To the sibling, a 2-income household making $400k/year, expensive cars, high flying lifestyle, and all that good stuff is still not "making it".
As long as I don't take for granted the sacrifice my parents made for me to live free, I feel I had it made the day I was born.
I read this thread and Im struck by just how many people equate making it" with money, and not happiness.
I look back at a life of 69 yrs and Im happy with where I am, and the things that I have achieved, AND more importantly GOING to achieve.
There have been ups and downs on the road of life, but I remember what my grand father said to me many years ago Never knowingly be unkind to another human being, and enjoy yourself in what you do
I agree with you, as that exact same thought struck me when I read the thread, and dropped in a few times as it was developing. For that reason, I held off replying until a few posters (mainly Huntn and reznick, along with a few others) posted more thoughtful responses.
Actually, I think this obsession with material success as an expression of (external, and internal) self-worth is very much a product of western, especially US society, and is probably more prevalent in some of the younger posters on these threads - although some venerable elders on these threads are not immune from the siren lure of the unfortunate equation the western world has become entranced by, which runs something along the lines of: "money=value=worth", either; perhaps each of these elements - location and demographic - reflect the composition & outlook of many who inhabit these fora.
In any case, I have worked in countries which would be regarded as even more challenging than the one MacLC (very good post, by the way) has come from, and where the definition of 'making it' means feeding, clothing and educating your family, sometimes in open defiance of those who may wish to kill you. Where individuals who used to have comfortable, secure, stable lives no longer have a roof over their heads, secure employment, where going to work daily can be a source of mortal threat, where education can be seen as a luxury, along with electricity, and where material goods (cars and so on) are nothing but a distant memory.
These conditions have happened in Europe within my life, as I have worked quite a bit in the Balkans since the Yugoslav war of the 1990s.
I suppose that it may be a matter of perspective; however, you lived through the post WW2 era, and that probably gave you a healthy appreciation of a great many things that people in more stable, and more wealthy societies, often tend to take for granted.
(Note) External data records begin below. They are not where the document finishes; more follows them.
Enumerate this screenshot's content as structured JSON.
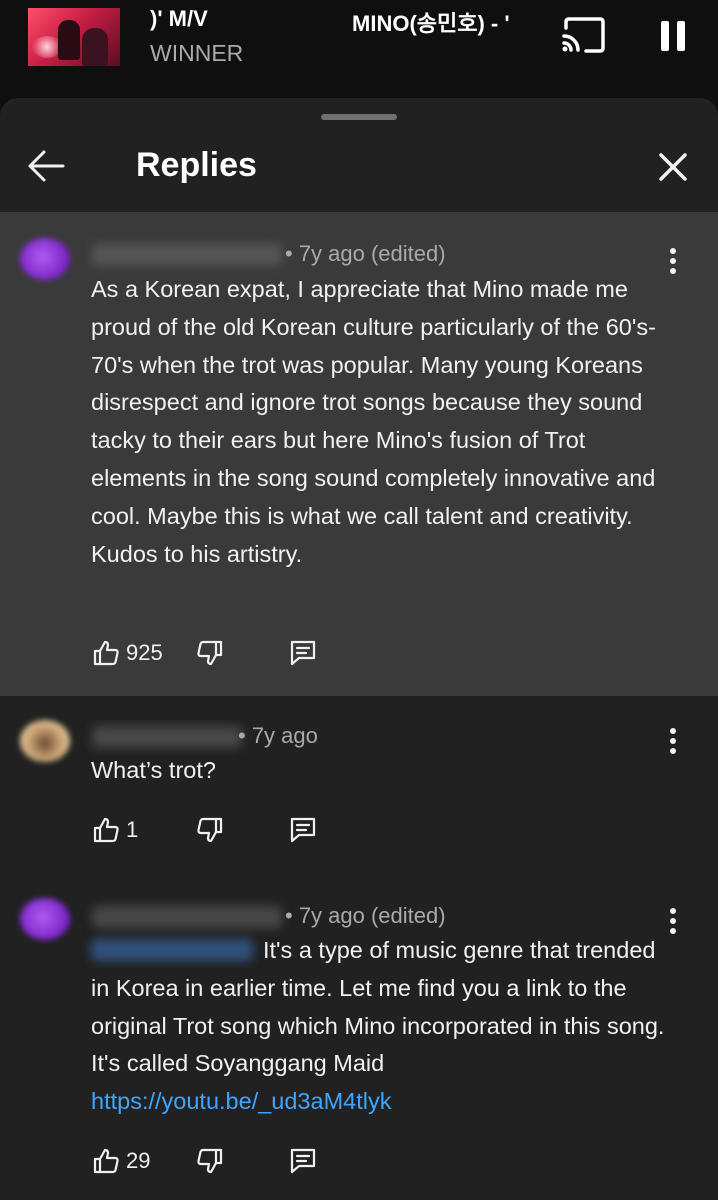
{
  "miniplayer": {
    "title_left": ")' M/V",
    "title_right": "MINO(송민호) - '",
    "artist": "WINNER"
  },
  "sheet": {
    "title": "Replies"
  },
  "comments": [
    {
      "meta": "• 7y ago (edited)",
      "text": "As a Korean expat, I appreciate that Mino made me proud of the old Korean culture particularly of the 60's-70's when the trot was popular. Many young Koreans disrespect and ignore trot songs because they sound tacky to their ears but here Mino's fusion of Trot elements in the song sound completely innovative and cool. Maybe this is what we call talent and creativity. Kudos to his artistry.",
      "likes": "925",
      "avatar_color": "#8a2be2"
    },
    {
      "meta": "• 7y ago",
      "text": "What’s trot?",
      "likes": "1",
      "avatar_color": "#a07850"
    },
    {
      "meta": "• 7y ago (edited)",
      "text": "It's a type of music genre that trended in Korea in earlier time. Let me find you a link to the original Trot song which Mino incorporated in this song. It's called Soyanggang Maid",
      "link": "https://youtu.be/_ud3aM4tlyk",
      "likes": "29",
      "avatar_color": "#8a2be2"
    }
  ],
  "colors": {
    "background": "#0f0f0f",
    "sheet": "#212121",
    "highlight": "#3a3a3a",
    "link": "#3ea6ff",
    "secondary_text": "#aaaaaa"
  },
  "icons": [
    "cast-icon",
    "pause-icon",
    "back-arrow-icon",
    "close-icon",
    "more-vert-icon",
    "thumbs-up-icon",
    "thumbs-down-icon",
    "reply-icon"
  ]
}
I am an historian by profession, but, in addition, as I wished to see things for myself, I have worked in quite a number of countries which could at best be considered to be a bit unstable, and a few which could be described as downright dangerous. In such places, 'making it' has a very different meaning.
I guess I have mixed feelings about this. I feel successful in many ways, but not others.
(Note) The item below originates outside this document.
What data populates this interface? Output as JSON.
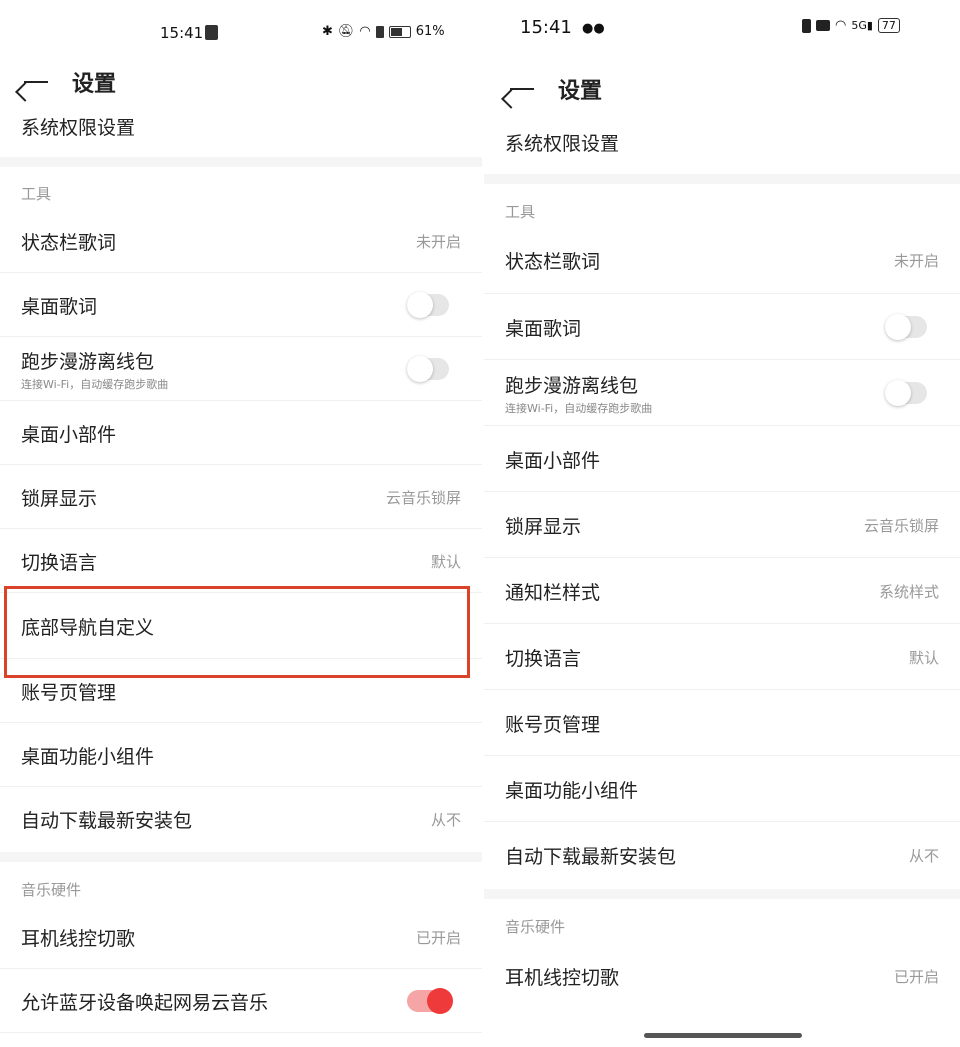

I have a good job that I've been at for 10+ years now (in different positions). I've got my Bachelor's degree, a lot of experience now, I'm comfortable, make decent money, own my own place, and when I want something, I'm usually able to buy/get it. As far as socially, most people seem to take a liking to me in both my work and personal life.
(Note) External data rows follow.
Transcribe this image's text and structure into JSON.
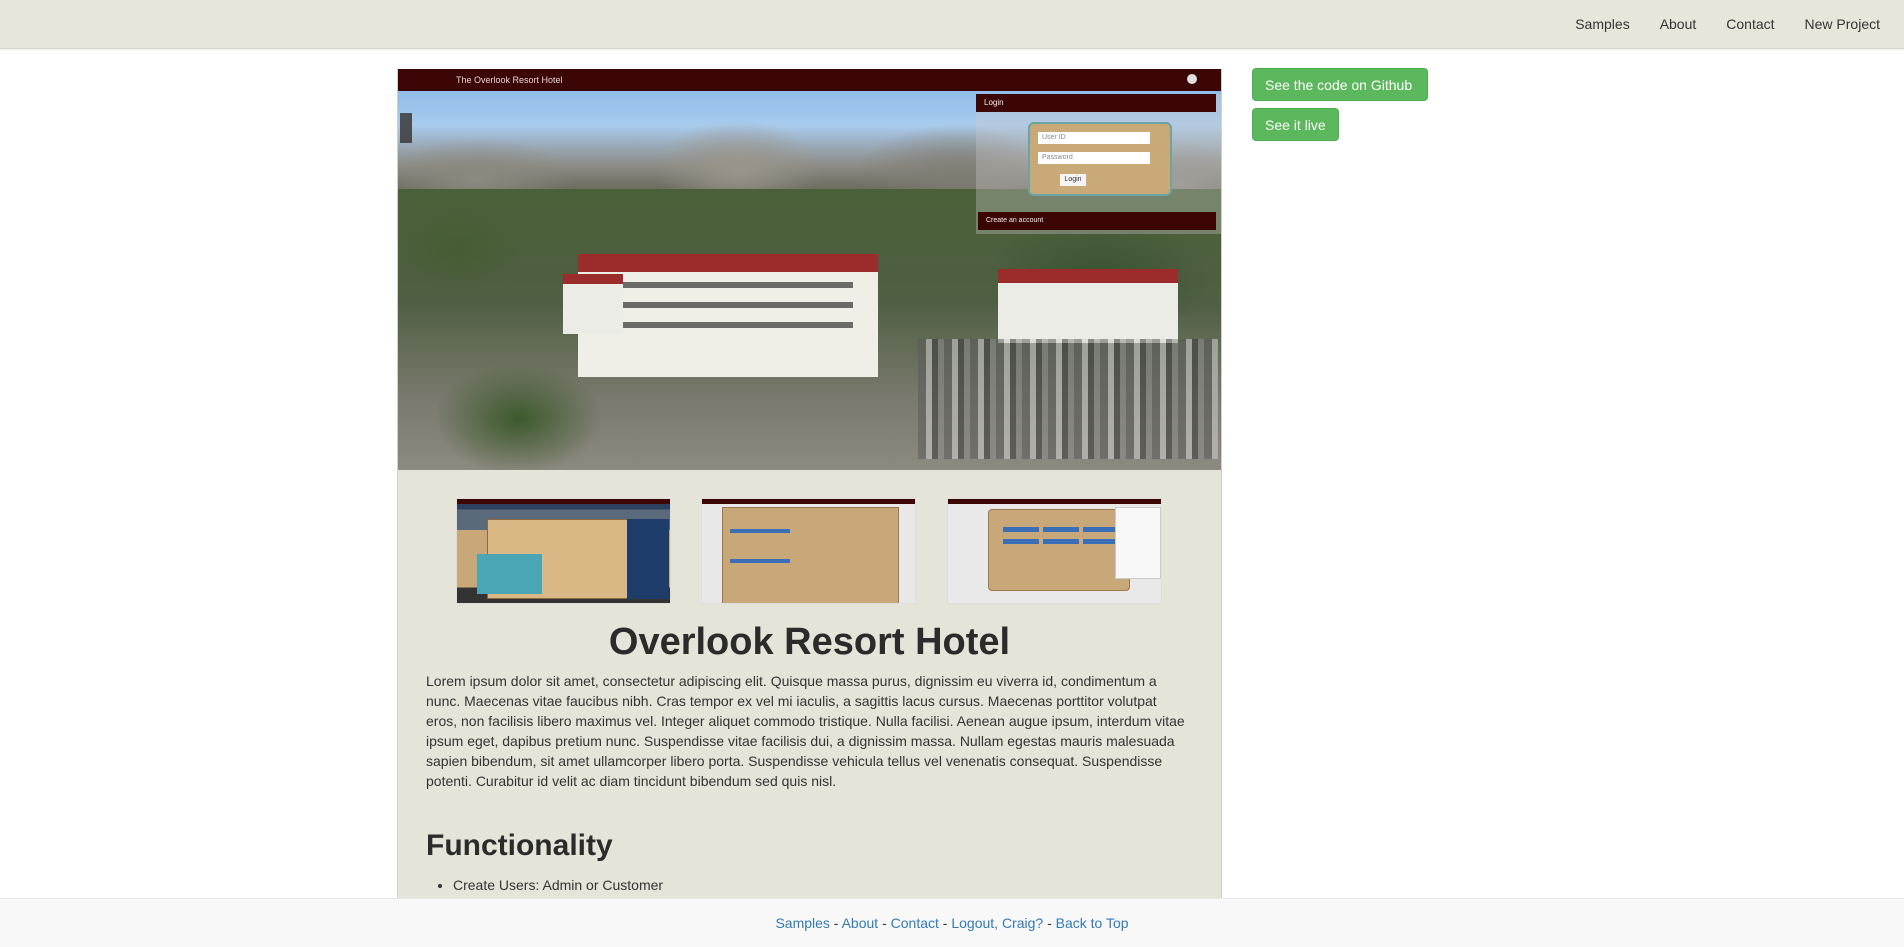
{
  "nav": {
    "links": [
      "Samples",
      "About",
      "Contact",
      "New Project"
    ]
  },
  "hero": {
    "app_title": "The Overlook Resort Hotel",
    "login_header": "Login",
    "user_id_placeholder": "User ID",
    "password_placeholder": "Password",
    "login_button": "Login",
    "create_account": "Create an account"
  },
  "project": {
    "title": "Overlook Resort Hotel",
    "description": "Lorem ipsum dolor sit amet, consectetur adipiscing elit. Quisque massa purus, dignissim eu viverra id, condimentum a nunc. Maecenas vitae faucibus nibh. Cras tempor ex vel mi iaculis, a sagittis lacus cursus. Maecenas porttitor volutpat eros, non facilisis libero maximus vel. Integer aliquet commodo tristique. Nulla facilisi. Aenean augue ipsum, interdum vitae ipsum eget, dapibus pretium nunc. Suspendisse vitae facilisis dui, a dignissim massa. Nullam egestas mauris malesuada sapien bibendum, sit amet ullamcorper libero porta. Suspendisse vehicula tellus vel venenatis consequat. Suspendisse potenti. Curabitur id velit ac diam tincidunt bibendum sed quis nisl.",
    "functionality_heading": "Functionality",
    "functionality_items": [
      "Create Users: Admin or Customer"
    ]
  },
  "actions": {
    "github_label": "See the code on Github",
    "live_label": "See it live",
    "button_color": "#5cb85c"
  },
  "footer": {
    "samples": "Samples",
    "about": "About",
    "contact": "Contact",
    "logout": "Logout, Craig?",
    "back_to_top": "Back to Top",
    "separator": " - "
  }
}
But, I feel like the one missing piece is finding someone to share it all with. Maybe it's me, maybe it's where I live...I don't know. I've just had such a hard time finding someone who shares the same interests/views as me, and is looking for the same things in life (not too many women out there who are interested in a geeky, mostly introverted guy who isn't interested in having a house full of kids). I talk to and meet a number of women but, nothing ever seems to pan out.
I know this is touchy because there are plenty of people out there who are perfectly happy being single and don't need/want someone to "complete" them, and seriously (not being condescending here), good for them. But, I'll consider myself to have made it when I find my other half.